What do pilgrims, African American funeral directors, and Argentine musicians have in common? Not much at first glance, but each is the subject of a research project by a George Mason University professor who has received support from the National Endowment for the Humanities.
Last fall, the Chronicle of Higher Education recognized Mason as the eighth highest recipient of NEH funding in the past decade, with 37 projects receiving funding amounting to more than $5.8 million. All of the projects fall within the university’s College of Humanities and Social Sciences [1] (CHSS).
“The 10-year total for NEH funding to CHSS faculty is a great example of how Mason has been ‘punching above its weight’ for many years in advance of our recent reclassification as a Tier 1 [R1] research university,” says Ann Ardis, dean of the college.
A significant portion of Mason’s NEH funding, nearly $5.1 million, was awarded to the Department of History and Art History [3]. By itself, the department received more funding than the entire humanities portfolios at top research universities such as Yale, Princeton, and Columbia, among others, and—if ranked based on its funding alone—would come in at No. 13.
The National Endowment for the Humanities is an independent federal agency. Created in 1965, it supports research and learning in history, literature, philosophy, and other areas of the humanities by funding peer-reviewed proposals from around the nation.

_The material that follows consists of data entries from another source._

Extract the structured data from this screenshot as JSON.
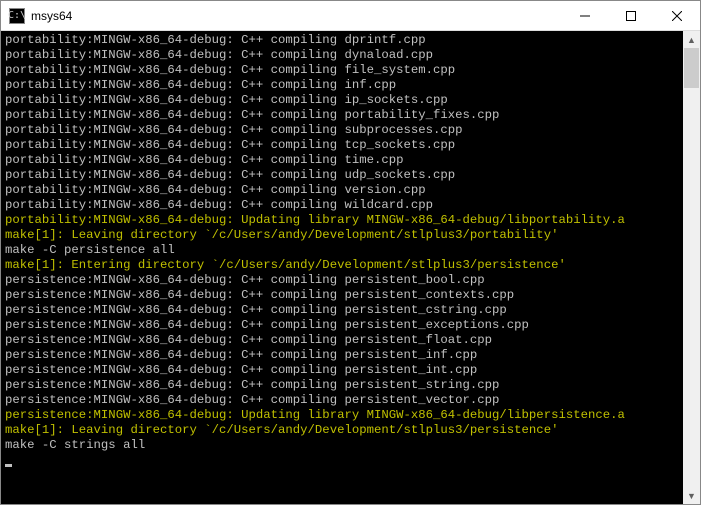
{
  "window": {
    "icon_glyph": "C:\\",
    "title": "msys64"
  },
  "colors": {
    "console_bg": "#000000",
    "console_fg": "#c0c0c0",
    "highlight": "#c0c000"
  },
  "lines": [
    {
      "style": "plain",
      "text": "portability:MINGW-x86_64-debug: C++ compiling dprintf.cpp"
    },
    {
      "style": "plain",
      "text": "portability:MINGW-x86_64-debug: C++ compiling dynaload.cpp"
    },
    {
      "style": "plain",
      "text": "portability:MINGW-x86_64-debug: C++ compiling file_system.cpp"
    },
    {
      "style": "plain",
      "text": "portability:MINGW-x86_64-debug: C++ compiling inf.cpp"
    },
    {
      "style": "plain",
      "text": "portability:MINGW-x86_64-debug: C++ compiling ip_sockets.cpp"
    },
    {
      "style": "plain",
      "text": "portability:MINGW-x86_64-debug: C++ compiling portability_fixes.cpp"
    },
    {
      "style": "plain",
      "text": "portability:MINGW-x86_64-debug: C++ compiling subprocesses.cpp"
    },
    {
      "style": "plain",
      "text": "portability:MINGW-x86_64-debug: C++ compiling tcp_sockets.cpp"
    },
    {
      "style": "plain",
      "text": "portability:MINGW-x86_64-debug: C++ compiling time.cpp"
    },
    {
      "style": "plain",
      "text": "portability:MINGW-x86_64-debug: C++ compiling udp_sockets.cpp"
    },
    {
      "style": "plain",
      "text": "portability:MINGW-x86_64-debug: C++ compiling version.cpp"
    },
    {
      "style": "plain",
      "text": "portability:MINGW-x86_64-debug: C++ compiling wildcard.cpp"
    },
    {
      "style": "yellow",
      "text": "portability:MINGW-x86_64-debug: Updating library MINGW-x86_64-debug/libportability.a"
    },
    {
      "style": "yellow",
      "text": "make[1]: Leaving directory `/c/Users/andy/Development/stlplus3/portability'"
    },
    {
      "style": "plain",
      "text": "make -C persistence all"
    },
    {
      "style": "yellow",
      "text": "make[1]: Entering directory `/c/Users/andy/Development/stlplus3/persistence'"
    },
    {
      "style": "plain",
      "text": "persistence:MINGW-x86_64-debug: C++ compiling persistent_bool.cpp"
    },
    {
      "style": "plain",
      "text": "persistence:MINGW-x86_64-debug: C++ compiling persistent_contexts.cpp"
    },
    {
      "style": "plain",
      "text": "persistence:MINGW-x86_64-debug: C++ compiling persistent_cstring.cpp"
    },
    {
      "style": "plain",
      "text": "persistence:MINGW-x86_64-debug: C++ compiling persistent_exceptions.cpp"
    },
    {
      "style": "plain",
      "text": "persistence:MINGW-x86_64-debug: C++ compiling persistent_float.cpp"
    },
    {
      "style": "plain",
      "text": "persistence:MINGW-x86_64-debug: C++ compiling persistent_inf.cpp"
    },
    {
      "style": "plain",
      "text": "persistence:MINGW-x86_64-debug: C++ compiling persistent_int.cpp"
    },
    {
      "style": "plain",
      "text": "persistence:MINGW-x86_64-debug: C++ compiling persistent_string.cpp"
    },
    {
      "style": "plain",
      "text": "persistence:MINGW-x86_64-debug: C++ compiling persistent_vector.cpp"
    },
    {
      "style": "yellow",
      "text": "persistence:MINGW-x86_64-debug: Updating library MINGW-x86_64-debug/libpersistence.a"
    },
    {
      "style": "yellow",
      "text": "make[1]: Leaving directory `/c/Users/andy/Development/stlplus3/persistence'"
    },
    {
      "style": "plain",
      "text": "make -C strings all"
    }
  ]
}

NEH grants to the Department of History and Art History’s faculty have funded such research as Sun-Young Park’s study of the history of the architectural accommodation of disability in modern France, and Suzanne Smith’s cultural history project that explores the central role of funeral directors in African American life and during the civil rights movement. (For a more complete list of individual faculty awards, see sidebar [4].)
In the past 10 years, the Roy Rosenzweig Center for History and New Media [5] (RRCHNM), housed in the Department of History and Art History, brought in 61 percent of the university’s NEH funding. One of the most recent awards supports digital revitalization and content upgrades for World History Matters, an online education resource for teaching world history. The project is led by Kelly Schrum, an associate professor in the college’s Higher Education Program.
“A major portion of the scholarship done at Mason is this kind of research,” says Brian Platt, chair of the Department of History and Art History.
Yet there is a perception problem. When people think of research at a world-class university of Mason’s size, they often picture scientists in labs with microscopes or researchers working with drones and other technologies. They aren’t imagining a historian or literary scholar in a library or archive poring over documents. “But the university is a space where that work gets done, and that research is a valuable form of knowledge production,” says Platt.
“Humanities research is not usually fundable in the way that STEM [science, technology, engineering, and mathematics] research is,” says Platt, and that fact makes the NEH support more important. “In those fields, there are sponsors who are willing to support the research because they see some sort of concrete application or commercial value to it. Humanities research can only really take place in a university, because universities value knowledge that contributes to our understanding of humanity even when it lacks direct applications or brings no direct commercial benefit.”
The RRCHNM, which is getting ready to celebrate its 25th year, is entirely grant-funded and has received an NEH grant almost every year since 2000, with funding totaling more than $6.2 million. In its 25 years of award-winning work, RRCHNM has developed more than 60 projects, including online resources for teachers, online collections, open-source software, and forums to develop knowledge and build community among those in the humanities working with digital technology.
RRCHNM director Stephen Robertson believes the university’s success in winning these grants has everything to do with the quality of the scholars and staff employed at Mason. “What’s part of the ‘secret sauce’ here is that we can have a foot in both camps,” says Robertson. “If we were just web developers, we couldn’t get the history right to get that grant. If we were just historians, we couldn’t get the delivery right. It’s having both of those kinds of people here that lets us do innovative work for a whole range of audiences.”
The university’s prowess in the humanities, particularly the digital humanities, has additional benefits. This work is part of the reason Mason’s doctoral program in history is ranked No. 44 in the country by U.S. News & World Report. It’s the youngest program listed in the top 100.
“There are lots of strong PhD programs with excellent scholars—and we have that, too—but the truly distinctive thing about Mason’s History program is the Rosenzweig Center and our digital history scholarship,” says Platt. “Our reputation has been made through our research in this field and the unique training our PhD students get in it. This has helped our graduates get jobs, and I think it has also contributed to Mason’s overall reputation as an innovative institution.”
Colleen Kearney Rich, Anne Reynolds, and Jason Jacks contributed to this feature.